Member of the British Columbia Legislative Assembly for Peace River South
- In office October 22, 1986 – May 16, 2001
- Preceded by: Donald M. Phillips
- Succeeded by: Blair Lekstrom

Minister of State for Nechako and Northeast
- In office July 6, 1988 – November 1, 1989
- Premier: Bill Vander Zalm

Minister of Native Affairs
- In office July 6, 1988 – April 2, 1991
- Premier: Bill Vander Zalm
- Succeeded by: John Lawrence Savage

Minister of Energy, Mines and Petroleum Resources
- In office April 15, 1991 – November 5, 1991
- Premier: Rita Johnston
- Preceded by: Jack Davis
- Succeeded by: Anne Edwards

Personal details
- Born: John Sylvester Weisgerber June 12, 1940 Barrhead, Alberta, Canada
- Died: June 3, 2022 (aged 81) North Vancouver, British Columbia, Canada
- Party: BC Reform Social Credit
- Spouse: Judith Weisgerber

= Jack Weisgerber =

Canadian politician and businessman (1940–2022)

John Sylvester Weisgerber (June 12, 1940 – June 3, 2022) was a Canadian politician and businessman. He was a member of the Legislative Assembly in British Columbia. During his political career he was briefly the leader of the British Columbia Social Credit Party and the Reform Party of British Columbia. After leaving politics, he was appointed to the board of BC Hydro in 2001 and served as a member of the British Columbia Treaty Commission.

== Political career ==
Weisgerber was first elected to the British Columbia legislature in 1986 as a Social Credit Party of British Columbia candidate for Peace River South. He served in the Social Credit government in several posts including Minister of State for the Northeast and Nechako, Minister of Energy, Mines and Petroleum Resources, and as British Columbia's first Minister of Native Affairs.

When Social Credit was soundly defeated in the 1991 election, Weisgerber was one of only seven Socred candidates to win re-election. Weisgerber became interim leader of the party.

In 1994, after failed attempts to revive the party, Weisgerber became one of four Social Credit members of the legislature to switch allegiances, joining the fledgling Reform Party of British Columbia. BC Reform, as it was known, espoused similar policies to the Reform Party of Canada, but was a separate entity.
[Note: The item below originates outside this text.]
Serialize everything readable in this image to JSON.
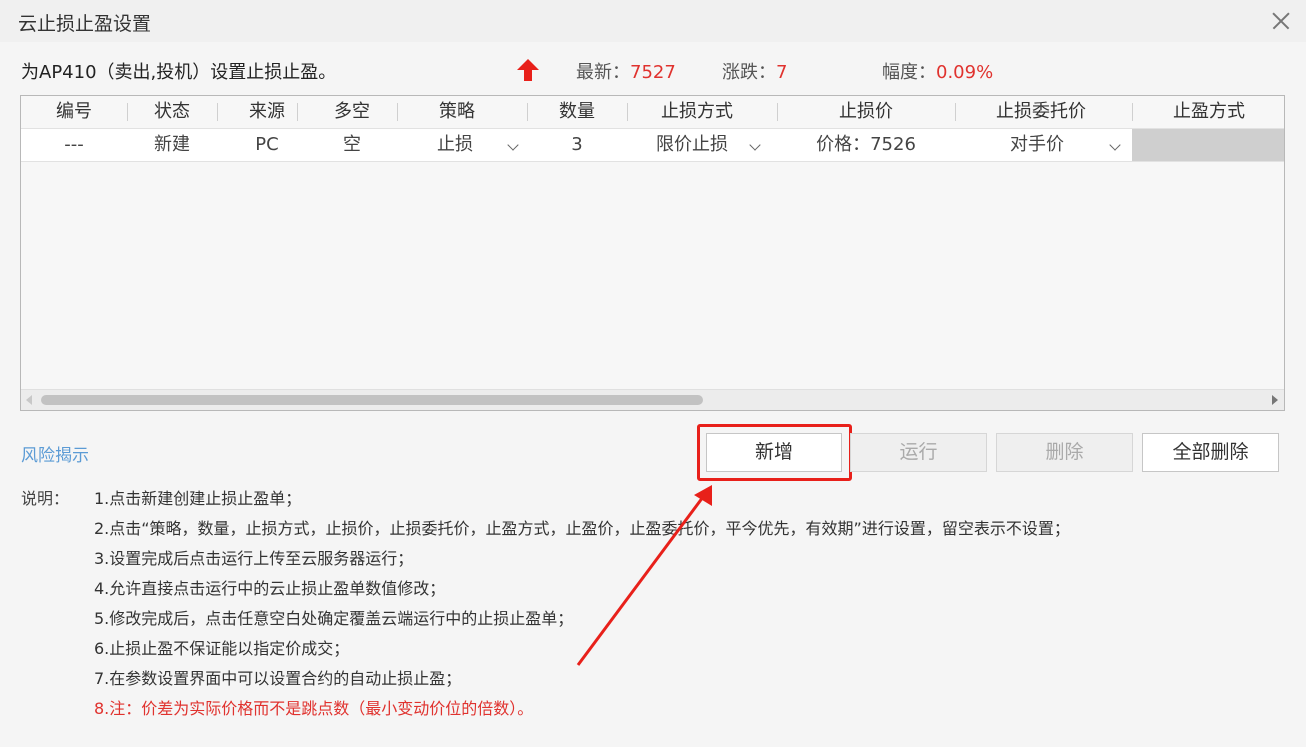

Weisgerber ran for the BC Reform leadership and was elected party leader in late 1994. Through 1995 and in the months before the 1996 election, Weisgerber faced challenges by some members of his party from southern Vancouver Island.

In the May 1996 election, the BC Reform Party won nine percent of the popular vote and two seats in the legislature, one of which was Weisgerber's in Peace River South. However, the party failed to win the four seats required for official party status in the British Columbia legislature. A split in the centre-right vote between Weisgerber's BC Reform Party and Gordon Campbell's Liberals is cited as a factor for the New Democratic Party winning the 1996 BC election.

Weisgerber resigned as BC Reform's leader in late 1996, and was replaced by Wilf Hanni in September 1997. Following a bruising round of party in-fighting, Weisgerber left Reform to sit as an independent member of the BC legislature. Weisgerber served out his third and final term in the BC legislature ending in 2001. He was the last surviving member of what proved to be the last Socred government.

Shortly before the 2001 election, Weisgerber endorsed the British Columbia Liberal Party and its leader, Gordon Campbell. After winning the election, Campbell appointed Weisgerber as a director of BC Hydro, beginning on September 25, 2001. He served in that position until July 19, 2017, when the BC Liberals lost power.

He was a Commissioner of the British Columbia Treaty Commission.

== Personal life ==
Jack was married to Judith Weisgerber (born Janke) to which they had two daughters; Joanne Wooldridge (born Weisgerber) and Pamela Haglof (born Weisgerber); and three grandsons Josh, Luke, and Cole and one granddaughter Jemma. He resided in Nanaimo, British Columbia, Canada. Weisgerber died on June 3, 2022, at the age of 81.